Oklahoma
- Official name: State of Oklahoma
- Type: U.S. State Appellation
- Year established: 1907
- Country: United States
- Sub-regions: Ozark Mountain AVA
- Climate region: Humid subtropical/continental in highlands
- Total area: 68,959 square miles (44,133,760 acres)
- Grapes produced: Alicante Bouschet, Barbera, Cabernet Franc, Cabernet Sauvignon, Catawba, Chambourcin, Chardonel, Chardonnay, Chenin blanc, Concord, Gewürztraminer, Merlot, Muscat Canelli, Niagara, Norton, Petite Sirah, Pinot gris, Pinot noir, Riesling, Sauvignon blanc, Seyval blanc, Syrah, Vidal blanc, Vignoles, Villard noir, Viognier, Zinfandel
- No. of wineries: 52

= Oklahoma wine =

Oklahoma wine refers to wine made from grapes grown in the U.S. state of Oklahoma.
Wine production was a significant component of the Oklahoma agricultural economy in the 1920s. The industry was destroyed by the Dust Bowl of the 1930s and the introduction of Prohibition in the United States. Oklahoma currently has about 52 wineries. Most of the wineries are located in Green Country (Northeast Oklahoma), Lincoln county and surrounding areas in east central Oklahoma, Central Oklahoma and Southwest Oklahoma.

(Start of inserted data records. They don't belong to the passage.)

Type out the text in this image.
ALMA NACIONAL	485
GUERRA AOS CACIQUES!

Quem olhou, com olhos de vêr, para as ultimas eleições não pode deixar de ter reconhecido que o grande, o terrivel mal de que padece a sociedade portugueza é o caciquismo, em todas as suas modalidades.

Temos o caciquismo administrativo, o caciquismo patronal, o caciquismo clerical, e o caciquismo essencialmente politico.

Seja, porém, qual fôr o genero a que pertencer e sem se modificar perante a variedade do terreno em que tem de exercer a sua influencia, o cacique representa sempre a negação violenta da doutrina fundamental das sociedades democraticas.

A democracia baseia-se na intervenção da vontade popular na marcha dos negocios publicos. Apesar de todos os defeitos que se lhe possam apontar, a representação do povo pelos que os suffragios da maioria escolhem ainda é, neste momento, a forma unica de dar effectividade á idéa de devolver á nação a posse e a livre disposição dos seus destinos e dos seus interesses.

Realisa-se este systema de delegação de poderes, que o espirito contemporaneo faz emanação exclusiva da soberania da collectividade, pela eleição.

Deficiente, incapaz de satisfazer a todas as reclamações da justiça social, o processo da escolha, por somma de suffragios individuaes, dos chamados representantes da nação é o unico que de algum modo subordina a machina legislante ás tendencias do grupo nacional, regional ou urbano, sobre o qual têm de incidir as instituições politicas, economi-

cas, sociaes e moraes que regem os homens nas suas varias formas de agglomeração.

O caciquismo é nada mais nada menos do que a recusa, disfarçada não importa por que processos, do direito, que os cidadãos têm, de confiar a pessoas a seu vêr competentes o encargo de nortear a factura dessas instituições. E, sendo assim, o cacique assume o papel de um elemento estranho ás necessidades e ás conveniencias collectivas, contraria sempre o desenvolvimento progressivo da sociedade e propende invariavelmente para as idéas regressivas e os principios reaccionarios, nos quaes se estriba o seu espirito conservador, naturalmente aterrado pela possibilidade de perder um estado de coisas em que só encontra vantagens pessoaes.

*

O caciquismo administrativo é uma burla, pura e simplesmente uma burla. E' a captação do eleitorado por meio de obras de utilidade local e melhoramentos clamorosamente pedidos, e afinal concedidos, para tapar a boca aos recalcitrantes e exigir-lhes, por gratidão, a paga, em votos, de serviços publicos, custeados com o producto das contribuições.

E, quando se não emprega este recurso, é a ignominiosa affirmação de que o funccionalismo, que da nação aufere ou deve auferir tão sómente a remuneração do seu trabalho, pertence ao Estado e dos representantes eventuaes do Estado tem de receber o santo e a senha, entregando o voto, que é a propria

There is currently one designated American Viticultural Area (AVA) in Oklahoma, the Ozark Mountain AVA.

==Wines==
Most Oklahoma wineries produce a range of wines ranging from sweet to dry. Several wineries have experimented with non-grape based wines (utilizing everything from peaches to jalapeños peppers), and one winery, Woods and Waters Winery, produces an ice wine. Grape varieties used include international varieties such as Cabernet Sauvignon and Chardonnay, German wine varieties such as Riesling and Gewurztraminer, French hybrids, and American native varieties.